Un soutien fiscal pour accompagner la transition
Conscient du coût induit par cette transformation numérique, le texte prévoit un dispositif d'accompagnement : les entreprises qui achèteront un système de facturation électronique homologué pourront bénéficier d'un crédit d'impôt correspondant au coût d'acquisition. Ce crédit est réparti sur une période de trois ans, afin d'en lisser l'impact financier.
| Élément | Description |
|---|---|
| Base légale | Loi de finances rectificative 2026 |
| Assujettis | Entreprises soumises à la TVA, IS, IBP, ISL |
| Obligation | Facture électronique normalisée via logiciels/dispositifs homologués par la DGI |
| Mesure d'accompagnement | Crédit d'impôt égal au coût d'acquisition, réparti sur 3 ans |
Conséquences opérationnelles et enjeux
La mise en place de la facturation électronique impose aux entreprises une adaptation rapide de leurs systèmes de gestion et de comptabilité ainsi que de leurs procédures internes. Pour des milliers d'opérateurs, la réforme implique des investissements en matériel ou en logiciels, la formation des équipes et la mise en conformité avec des exigences techniques définies par la DGI.

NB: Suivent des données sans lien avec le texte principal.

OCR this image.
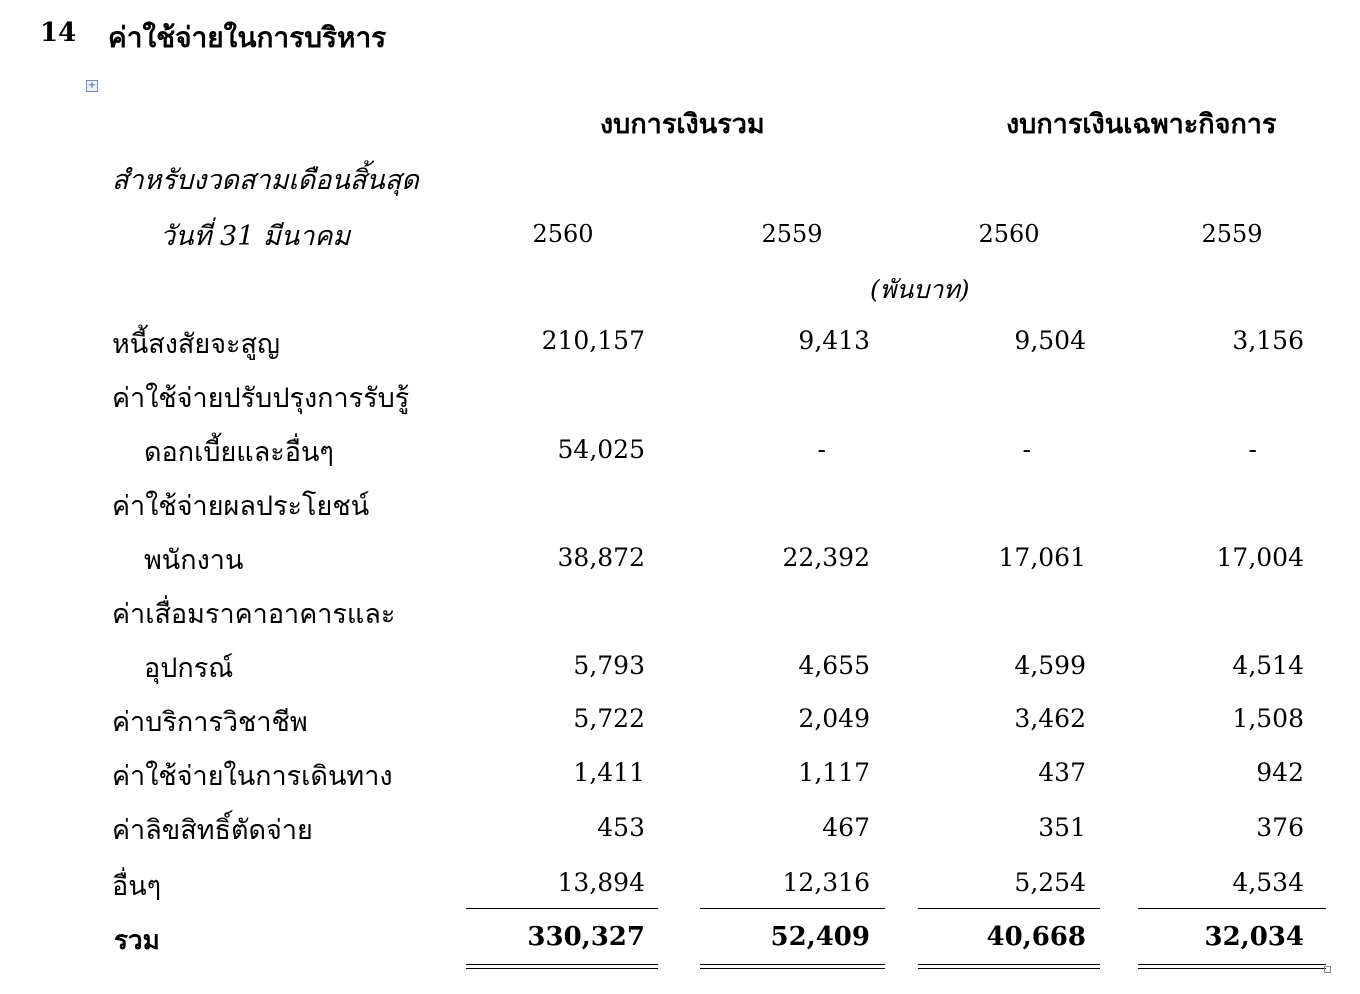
14 ค่าใช้จ่ายในการบริหาร
+
งบการเงินรวม	งบการเงินเฉพาะกิจการ
สำหรับงวดสามเดือนสิ้นสุด
วันที่ 31 มีนาคม	2560	2559	2560	2559
(พันบาท)
หนี้สงสัยจะสูญ	210,157	9,413	9,504	3,156
ค่าใช้จ่ายปรับปรุงการรับรู้
ดอกเบี้ยและอื่นๆ	54,025	-	-	-
ค่าใช้จ่ายผลประโยชน์
พนักงาน	38,872	22,392	17,061	17,004
ค่าเสื่อมราคาอาคารและ
อุปกรณ์	5,793	4,655	4,599	4,514
ค่าบริการวิชาชีพ	5,722	2,049	3,462	1,508
ค่าใช้จ่ายในการเดินทาง	1,411	1,117	437	942
ค่าลิขสิทธิ์ตัดจ่าย	453	467	351	376
อื่นๆ	13,894	12,316	5,254	4,534
รวม	330,327	52,409	40,668	32,034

Au plan public, l'administration fiscale gagne en capacité de contrôle et en visibilité sur les flux commerciaux, renforçant ainsi la lutte contre les pratiques de fraude évoquées par le législateur. L'alliance d'une obligation contraignante et d'une incitation fiscale vise à réduire les coûts d'entrée pour les entreprises tout en accélérant la digitalisation des relations entre contribuables et administration.

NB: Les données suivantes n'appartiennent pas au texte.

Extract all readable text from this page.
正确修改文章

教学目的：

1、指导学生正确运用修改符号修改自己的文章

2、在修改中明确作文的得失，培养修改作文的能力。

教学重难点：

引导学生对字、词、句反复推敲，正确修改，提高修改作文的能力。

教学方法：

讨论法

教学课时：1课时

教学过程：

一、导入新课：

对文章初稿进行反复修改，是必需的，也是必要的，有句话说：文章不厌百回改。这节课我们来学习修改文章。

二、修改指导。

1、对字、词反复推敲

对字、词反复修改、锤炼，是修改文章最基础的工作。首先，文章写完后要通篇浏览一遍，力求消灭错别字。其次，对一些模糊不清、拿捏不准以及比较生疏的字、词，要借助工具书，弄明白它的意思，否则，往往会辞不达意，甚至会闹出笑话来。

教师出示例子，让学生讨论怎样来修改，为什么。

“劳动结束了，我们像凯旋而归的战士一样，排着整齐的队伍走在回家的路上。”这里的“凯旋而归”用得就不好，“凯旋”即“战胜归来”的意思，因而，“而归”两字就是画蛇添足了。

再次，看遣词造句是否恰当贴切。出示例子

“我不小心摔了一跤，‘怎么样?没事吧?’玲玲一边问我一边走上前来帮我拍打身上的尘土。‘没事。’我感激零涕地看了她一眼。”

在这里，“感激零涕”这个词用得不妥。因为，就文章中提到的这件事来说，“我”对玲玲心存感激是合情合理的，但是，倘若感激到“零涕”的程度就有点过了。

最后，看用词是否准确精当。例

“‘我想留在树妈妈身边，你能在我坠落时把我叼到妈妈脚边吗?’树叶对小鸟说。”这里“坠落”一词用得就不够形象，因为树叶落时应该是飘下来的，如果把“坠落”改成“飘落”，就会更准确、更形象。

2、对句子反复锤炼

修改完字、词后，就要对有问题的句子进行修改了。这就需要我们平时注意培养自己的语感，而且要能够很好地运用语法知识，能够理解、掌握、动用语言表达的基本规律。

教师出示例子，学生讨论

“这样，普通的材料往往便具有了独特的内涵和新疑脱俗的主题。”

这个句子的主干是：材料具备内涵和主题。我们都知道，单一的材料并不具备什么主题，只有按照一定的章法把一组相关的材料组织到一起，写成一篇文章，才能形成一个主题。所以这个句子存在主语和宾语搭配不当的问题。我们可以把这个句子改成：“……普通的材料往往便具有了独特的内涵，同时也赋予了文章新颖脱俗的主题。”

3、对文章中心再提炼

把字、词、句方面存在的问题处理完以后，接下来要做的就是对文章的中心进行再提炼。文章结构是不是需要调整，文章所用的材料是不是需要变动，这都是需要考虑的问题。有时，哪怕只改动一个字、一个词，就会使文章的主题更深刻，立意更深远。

Ce que cela ne précise pas encore
Le texte publié instaurant la mesure définit le principe, l'assiette et l'incitation fiscale ; il reste toutefois à connaître les modalités précises d'homologation des solutions par la DGI, le calendrier détaillé de mise en œuvre par catégories d'entreprises et les éventuelles sanctions en cas de non-respect. Ces éléments seront déterminants pour évaluer l'ampleur réelle de la transformation et son impact sur la trésorerie des entreprises.